New companies are already working on prebiotic therapies based on anti-aging strains. Researchers are also experimenting with stool transplants, which could eventually cure certain diseases or compensate for certain defects, just like organ transplants. In the meantime, the best way to keep your plate clean "is to eat a varied and colorful diet, mainly plant-based, with a low consumption of alcohol, especially processed products and red meat, and to increase fiber intake, both in quantity and variety," says Joël Doré. Probiotic treatments? Try it for a month. If you don't notice any change, stop or change the variety.
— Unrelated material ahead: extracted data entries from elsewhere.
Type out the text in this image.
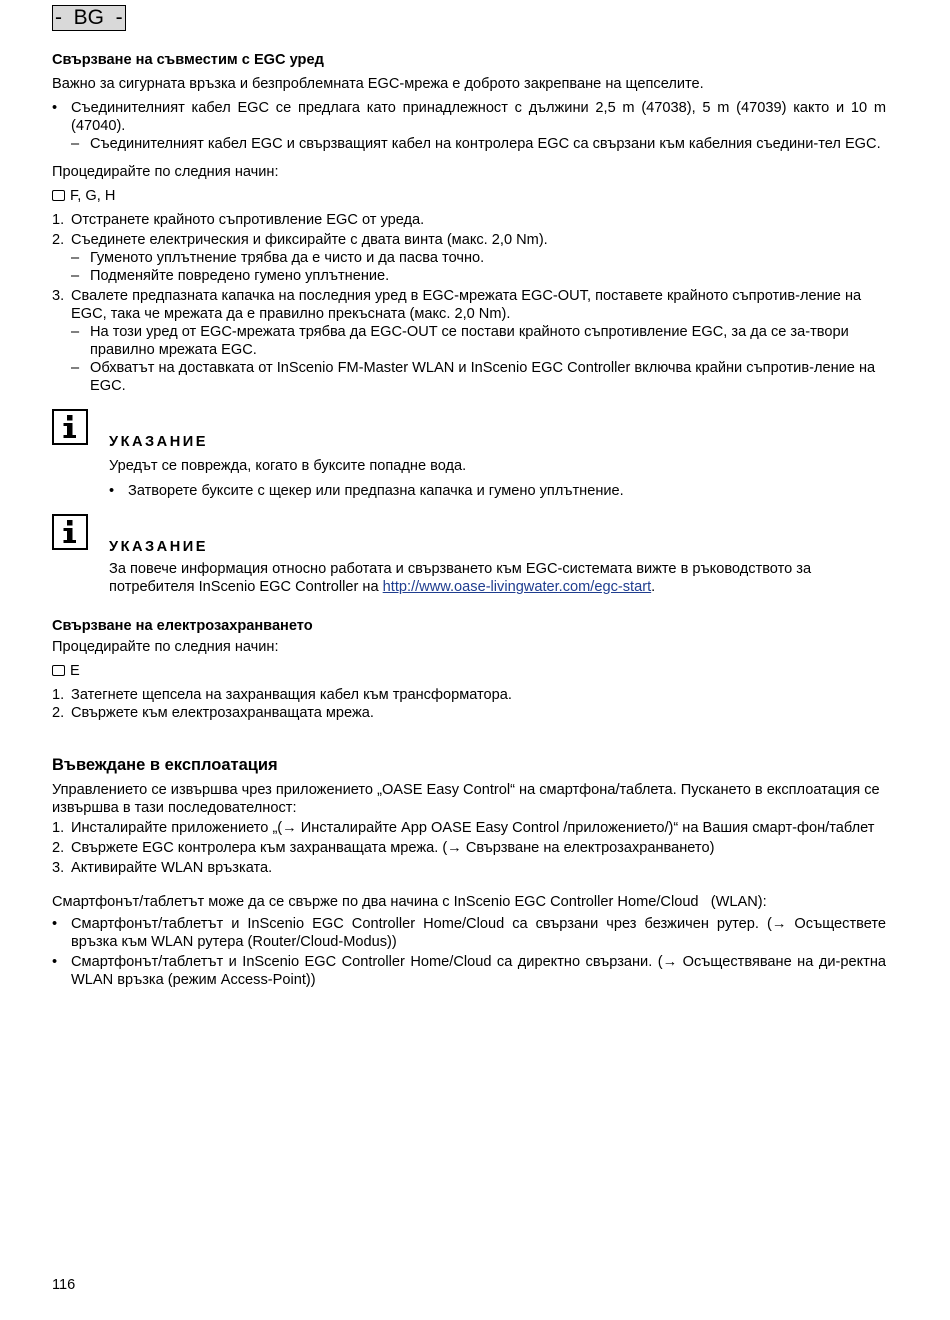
-  BG  -

Свързване на съвместим с EGC уред

Важно за сигурната връзка и безпроблемната EGC-мрежа е доброто закрепване на щепселите.

• Съединителният кабел EGC се предлага като принадлежност с дължини 2,5 m (47038), 5 m (47039) както и 10 m (47040).
– Съединителният кабел EGC и свързващият кабел на контролера EGC са свързани към кабелния съедини-тел EGC.

Процедирайте по следния начин:

F, G, H
1. Отстранете крайното съпротивление EGC от уреда.
2. Съединете електрическия и фиксирайте с двата винта (макс. 2,0 Nm).
– Гуменото уплътнение трябва да е чисто и да пасва точно.
– Подменяйте повредено гумено уплътнение.
3. Свалете предпазната капачка на последния уред в EGC-мрежата EGC-OUT, поставете крайното съпротив-ление на EGC, така че мрежата да е правилно прекъсната (макс. 2,0 Nm).
– На този уред от EGC-мрежата трябва да EGC-OUT се постави крайното съпротивление EGC, за да се за-твори правилно мрежата EGC.
– Обхватът на доставката от InScenio FM-Master WLAN и InScenio EGC Controller включва крайни съпротив-ление на EGC.
УКАЗАНИЕ

Уредът се поврежда, когато в буксите попадне вода.

• Затворете буксите с щекер или предпазна капачка и гумено уплътнение.
УКАЗАНИЕ

За повече информация относно работата и свързването към EGC-системата вижте в ръководството за потребителя InScenio EGC Controller на http://www.oase-livingwater.com/egc-start.

Свързване на електрозахранването

Процедирайте по следния начин:

E
1. Затегнете щепсела на захранващия кабел към трансформатора.
2. Свържете към електрозахранващата мрежа.

Въвеждане в експлоатация

Управлението се извършва чрез приложението „OASE Easy Control“ на смартфона/таблета. Пускането в експлоатация се извършва в тази последователност:

1. Инсталирайте приложението „(→ Инсталирайте App OASE Easy Control /приложението/)“ на Вашия смарт-фон/таблет
2. Свържете EGC контролера към захранващата мрежа. (→ Свързване на електрозахранването)
3. Активирайте WLAN връзката.

Смартфонът/таблетът може да се свърже по два начина с InScenio EGC Controller Home/Cloud   (WLAN):

• Смартфонът/таблетът и InScenio EGC Controller Home/Cloud са свързани чрез безжичен рутер. (→ Осъществете връзка към WLAN рутера (Router/Cloud-Modus))
• Смартфонът/таблетът и InScenio EGC Controller Home/Cloud са директно свързани. (→ Осъществяване на ди-ректна WLAN връзка (режим Access-Point))
116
The protective properties of fasting

Fasting, whether intermittent or consecutive, is also a promising way to fight the ravages of time. "Clinical and laboratory studies show that it is one of the most effective ways to activate the processes of cell protection, cell repair, and cell rejuvenation," says Professor Valter Longo, the gerontologist who developed the diet. In addition to the detoxifying effect on the intestinal microbiota (more friendly and less harmful bacteria), it would be possible to "effectively limit energy intake without side effects, with significant benefits in terms of aging and disease risk factors."

This means not eating (but also not drinking) for 14-16 hours and skipping breakfast or dinner, depending on your habits, lifestyle, and appetite. In order not to skip anything, it is advisable to follow the daily dietary recommendations (5 fruits and vegetables, 2 servings of vegetable or animal protein, 3 dairy products, etc.), but two meals, not three.